A specialty logistics provider with annual sales of €300M and approximately 3,000 employees across six European countries. The client was the subsidiary of a significantly larger general logistics company.
Key source of business were national transports for mid-sized customers (95% share of total business). However, market growth stemmed from international specialty transports for large customers.
The company had faced a series of failures in developing competitive offers for international transports, let alone in winning them. Their prices were consistently above competitor levels, and offers were not defined and submitted to prospective customers quickly enough.
A root cause for this history of failure and loss was the lack of collaboration and mutual support of individual country affiliates.

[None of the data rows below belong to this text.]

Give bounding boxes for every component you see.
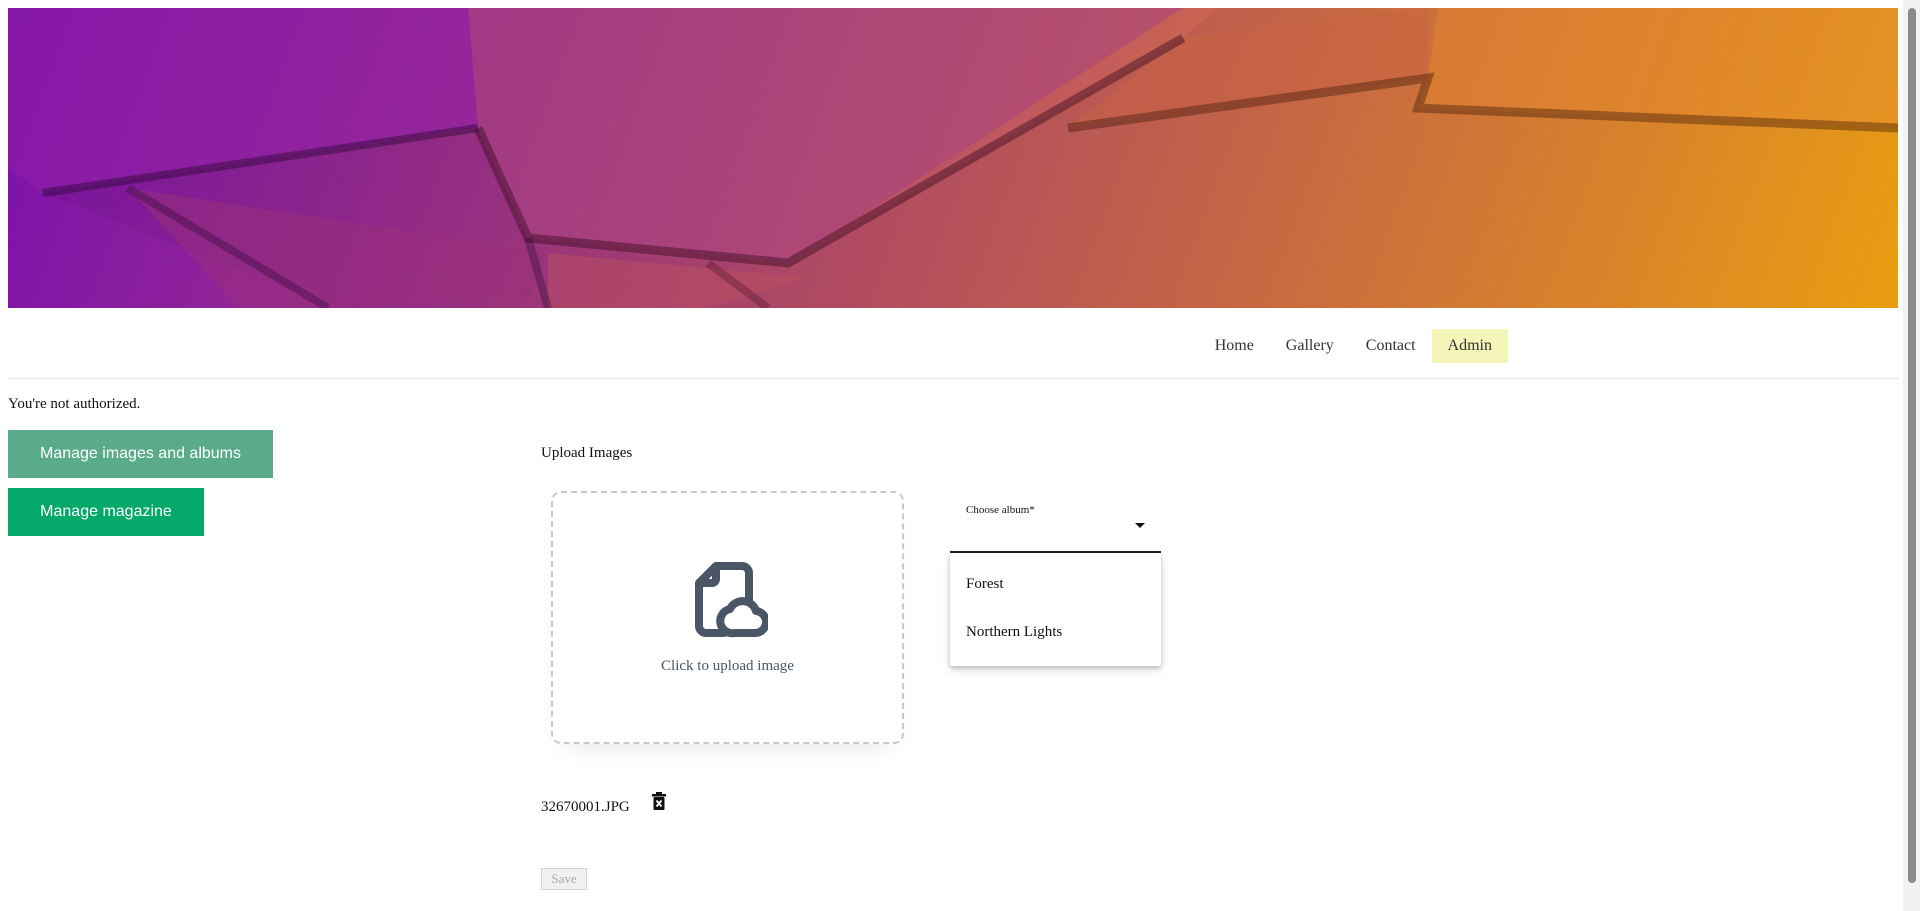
nav-item-contact[interactable]: Contact	[1350, 329, 1432, 363]
top-navbar: Home Gallery Contact Admin	[8, 308, 1898, 379]
caret-down-icon[interactable]	[1135, 523, 1145, 528]
manage-magazine-button[interactable]: Manage magazine	[8, 488, 204, 536]
auth-message: You're not authorized.	[8, 396, 141, 412]
nav-links: Home Gallery Contact Admin	[1199, 329, 1508, 363]
nav-item-gallery[interactable]: Gallery	[1270, 329, 1350, 363]
trash-x-icon[interactable]	[652, 792, 666, 810]
file-cloud-icon	[695, 562, 768, 638]
upload-images-title: Upload Images	[541, 445, 633, 461]
scrollbar-thumb[interactable]	[1908, 8, 1916, 883]
image-upload-dropzone[interactable]: Click to upload image	[551, 491, 904, 744]
save-button[interactable]: Save	[541, 868, 587, 890]
header-banner-image	[8, 8, 1898, 308]
uploaded-file-name: 32670001.JPG	[541, 799, 630, 815]
banner-paper-shapes	[8, 8, 1898, 308]
album-option-forest[interactable]: Forest	[966, 576, 1004, 593]
nav-item-home[interactable]: Home	[1199, 329, 1270, 363]
nav-item-admin[interactable]: Admin	[1431, 329, 1508, 363]
manage-images-albums-button[interactable]: Manage images and albums	[8, 430, 273, 478]
album-select[interactable]: Choose album*	[950, 491, 1161, 553]
upload-caption: Click to upload image	[661, 658, 794, 674]
album-option-northern-lights[interactable]: Northern Lights	[966, 624, 1062, 641]
album-select-label: Choose album*	[966, 504, 1035, 516]
page: Home Gallery Contact Admin You're not au…	[8, 8, 1898, 911]
album-dropdown-menu: Forest Northern Lights	[950, 553, 1161, 666]
vertical-scrollbar[interactable]	[1903, 0, 1920, 911]
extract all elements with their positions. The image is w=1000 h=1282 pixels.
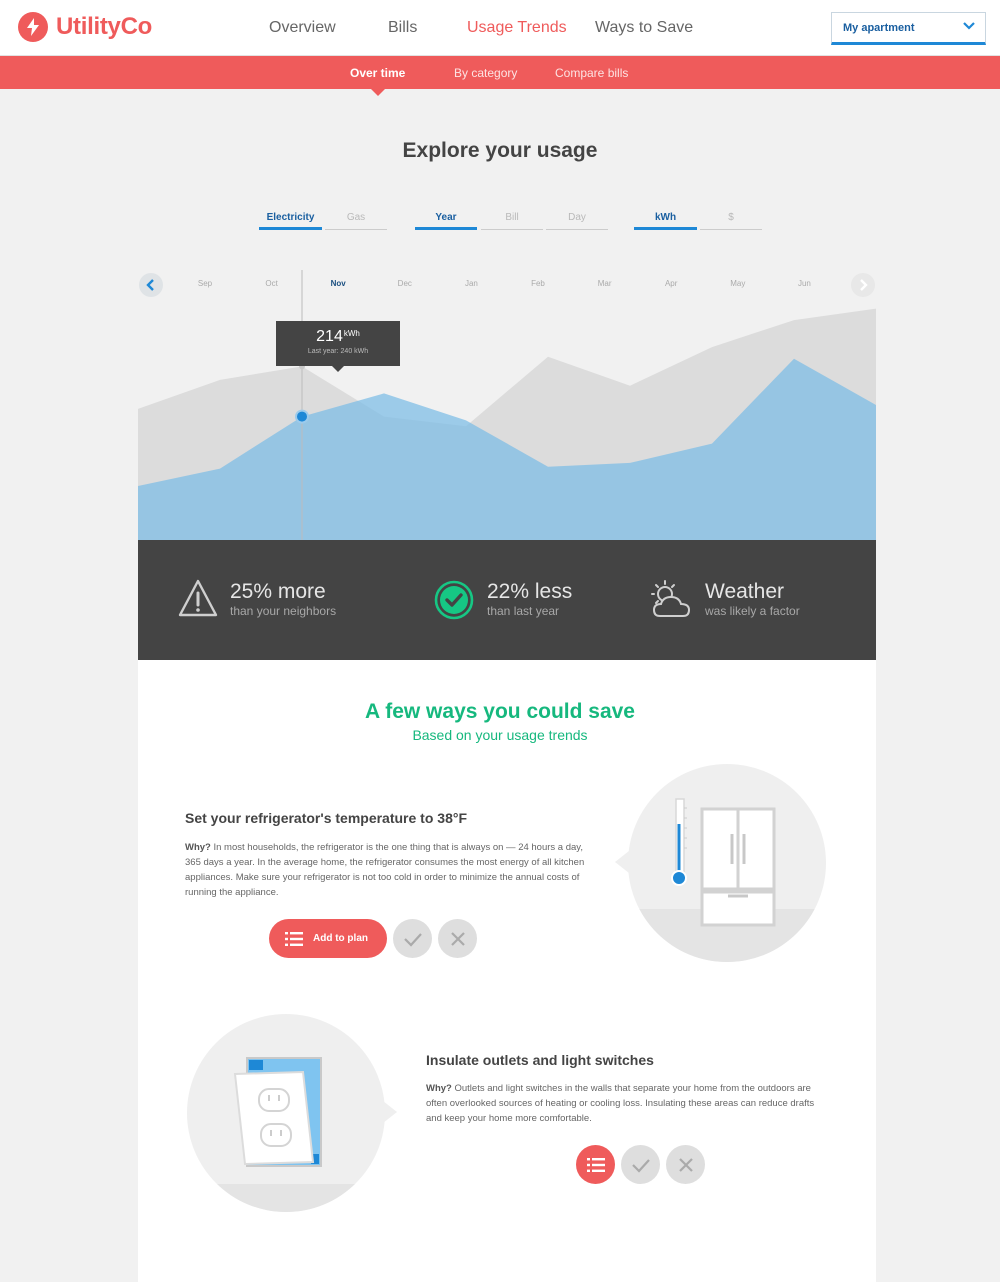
tip-fridge-dismiss-button[interactable] — [438, 919, 477, 958]
active-tab-caret — [371, 89, 385, 96]
stat-weather-label: was likely a factor — [705, 604, 800, 618]
add-to-plan-button[interactable]: Add to plan — [269, 919, 387, 958]
subnav-by-category[interactable]: By category — [454, 66, 517, 80]
toggle-day[interactable]: Day — [546, 212, 608, 230]
close-icon — [678, 1157, 693, 1172]
stat-last-year-value: 22% less — [487, 580, 573, 603]
tip-outlet-done-button[interactable] — [621, 1145, 660, 1184]
top-navigation: UtilityCo Overview Bills Usage Trends Wa… — [0, 0, 1000, 56]
weather-icon — [651, 580, 691, 617]
chevron-down-icon — [963, 22, 975, 30]
toggle-electricity[interactable]: Electricity — [259, 212, 322, 230]
stat-neighbors-label: than your neighbors — [230, 604, 337, 618]
toggle-gas[interactable]: Gas — [325, 212, 387, 230]
stat-neighbors-value: 25% more — [230, 580, 326, 603]
stats-band: 25% more than your neighbors 22% less th… — [138, 540, 876, 660]
savings-title: A few ways you could save — [365, 700, 635, 723]
add-to-plan-label: Add to plan — [313, 933, 368, 944]
subnav-over-time[interactable]: Over time — [350, 66, 405, 80]
tip-fridge-body: Why? In most households, the refrigerato… — [185, 840, 585, 900]
tip-outlet-text: Outlets and light switches in the walls … — [426, 1083, 815, 1124]
refrigerator-icon — [628, 798, 826, 962]
account-select[interactable]: My apartment — [831, 12, 986, 45]
toggle-dollars[interactable]: $ — [700, 212, 762, 230]
brand-name: UtilityCo — [56, 13, 152, 40]
tip-fridge-why: Why? — [185, 842, 211, 853]
tip-outlet-why: Why? — [426, 1083, 452, 1094]
lightning-icon — [18, 12, 48, 42]
outlet-illustration — [187, 1014, 385, 1212]
tip-outlet-dismiss-button[interactable] — [666, 1145, 705, 1184]
tip-fridge-pointer — [615, 851, 629, 873]
tooltip-unit: kWh — [343, 329, 360, 338]
stat-last-year-label: than last year — [487, 604, 560, 618]
tooltip-value: 214 — [316, 328, 343, 345]
nav-usage-trends[interactable]: Usage Trends — [467, 19, 567, 37]
selected-point[interactable] — [295, 409, 309, 424]
stat-weather-value: Weather — [705, 580, 784, 603]
warning-icon — [178, 579, 218, 617]
account-select-value: My apartment — [843, 22, 915, 34]
subnav-compare-bills[interactable]: Compare bills — [555, 66, 628, 80]
list-icon — [586, 1157, 605, 1172]
tip-outlet-add-button[interactable] — [576, 1145, 615, 1184]
tip-outlet-pointer — [383, 1101, 397, 1123]
tooltip-last-year: Last year: 240 kWh — [307, 348, 369, 355]
check-icon — [403, 932, 422, 947]
outlet-icon — [187, 1057, 385, 1212]
check-icon — [631, 1158, 650, 1173]
toggle-kwh[interactable]: kWh — [634, 212, 697, 230]
tip-fridge-title: Set your refrigerator's temperature to 3… — [185, 810, 468, 826]
check-circle-icon — [434, 580, 474, 620]
page-title: Explore your usage — [402, 139, 598, 162]
tip-fridge-done-button[interactable] — [393, 919, 432, 958]
brand-logo[interactable]: UtilityCo — [18, 12, 152, 42]
usage-area-chart[interactable] — [138, 270, 876, 540]
tooltip-caret — [332, 366, 344, 372]
toggle-bill[interactable]: Bill — [481, 212, 543, 230]
nav-ways-to-save[interactable]: Ways to Save — [595, 19, 693, 37]
tip-fridge-text: In most households, the refrigerator is … — [185, 842, 585, 898]
nav-overview[interactable]: Overview — [269, 19, 336, 37]
toggle-year[interactable]: Year — [415, 212, 477, 230]
fridge-illustration — [628, 764, 826, 962]
list-icon — [285, 931, 303, 946]
chart-tooltip: 214kWh Last year: 240 kWh — [276, 321, 400, 366]
sub-navigation: Over time By category Compare bills — [0, 56, 1000, 89]
nav-bills[interactable]: Bills — [388, 19, 417, 37]
tip-outlet-title: Insulate outlets and light switches — [426, 1052, 654, 1068]
tip-outlet-body: Why? Outlets and light switches in the w… — [426, 1081, 826, 1126]
close-icon — [450, 931, 465, 946]
savings-subtitle: Based on your usage trends — [412, 727, 588, 743]
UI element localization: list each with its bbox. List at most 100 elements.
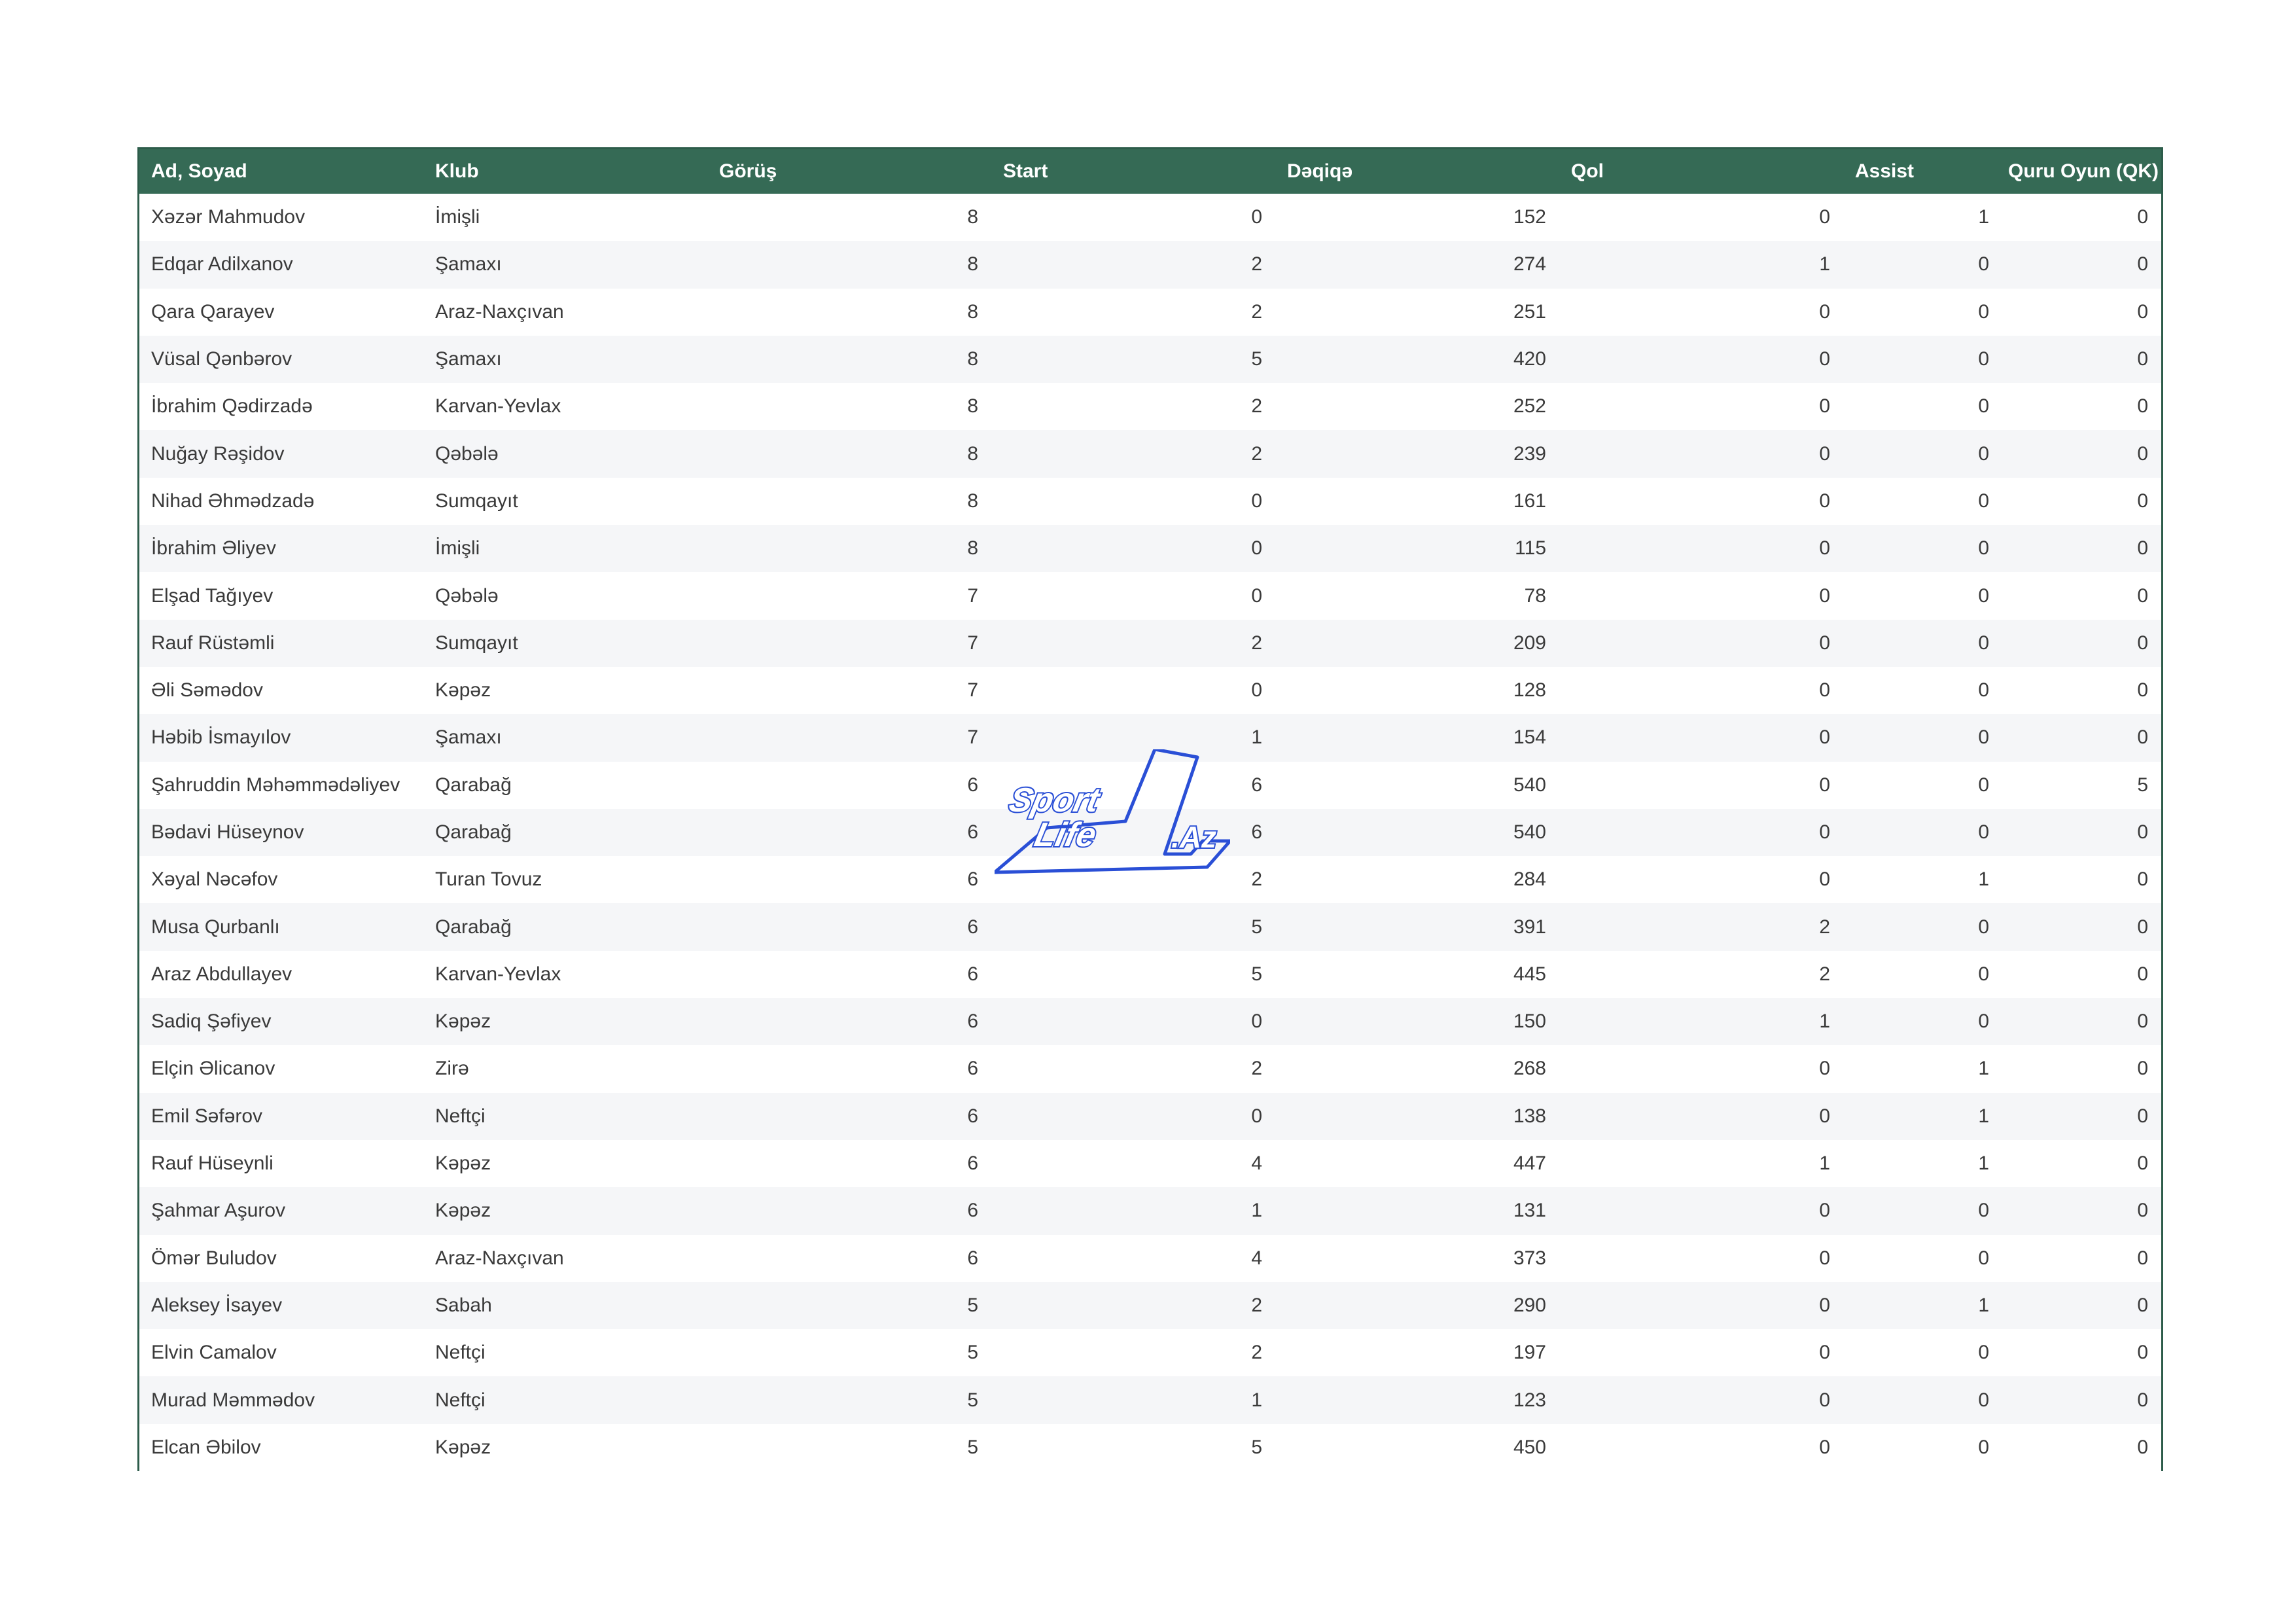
cell-minutes: 154 — [1513, 726, 1546, 749]
cell-goals: 0 — [1819, 206, 1830, 228]
cell-assists: 0 — [1978, 348, 1989, 370]
table-row: İbrahim Əliyev İmişli 8 0 115 0 0 0 — [139, 525, 2161, 573]
table-row: Vüsal Qənbərov Şamaxı 8 5 420 0 0 0 — [139, 335, 2161, 383]
cell-name: İbrahim Qədirzadə — [151, 395, 313, 418]
cell-starts: 2 — [1251, 395, 1262, 418]
cell-clean-sheets: 0 — [2137, 821, 2148, 843]
cell-club: İmişli — [435, 206, 480, 228]
page: Ad, Soyad Klub Görüş Start Dəqiqə Qol As… — [0, 0, 2296, 1623]
cell-starts: 2 — [1251, 1342, 1262, 1364]
cell-appearances: 6 — [967, 1058, 978, 1080]
cell-appearances: 5 — [967, 1294, 978, 1316]
cell-appearances: 6 — [967, 1105, 978, 1127]
cell-appearances: 7 — [967, 679, 978, 702]
cell-club: Kəpəz — [435, 1152, 491, 1175]
cell-minutes: 268 — [1513, 1058, 1546, 1080]
cell-goals: 0 — [1819, 584, 1830, 607]
cell-minutes: 252 — [1513, 395, 1546, 418]
cell-clean-sheets: 0 — [2137, 1010, 2148, 1033]
cell-club: Kəpəz — [435, 1200, 491, 1222]
cell-club: Kəpəz — [435, 1010, 491, 1033]
cell-clean-sheets: 0 — [2137, 1058, 2148, 1080]
cell-name: Emil Səfərov — [151, 1105, 263, 1127]
cell-appearances: 7 — [967, 726, 978, 749]
cell-starts: 5 — [1251, 916, 1262, 938]
cell-assists: 0 — [1978, 1200, 1989, 1222]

A structured analysis of the organizational setup and incentive system of the management team and key employees in each of the six countries provided the fact base for gap analysis and discussion.
Each manager at country level was reporting solid line to his Country Head, and was incentivized only by his country’s target and budget achievement. Hence win rates for international transports, which involved significant cross-charging amongst the six affiliates, were much less relevant that a strong win rate for national transports within the manager’s own perimeter.
Together, LWC and the client designed a new organizational structure and operating model. The new organization followed a functional rather than a geographic design principle. The organization was structured by international franchises, with country resources reporting vertically within their franchise team. Each team was led by a competence center that was anchored in a key market, depending on available capabilities.
Visualizing which—entirely rational—behaviours the old organizational setup drove across its affiliates helped the client’s HQ management team realize the counter-productive nature of the existing model. The new model was designed to be fully aligned with the company’s strategic objectives, and supported by the company’s key leaders who had contributed hands-on to design it.
Implementation took eight months to make sure the future operating model was defined in detail, tested and refined where required. Shortly after, the company started on a path to continued double-digit growth, through international transports.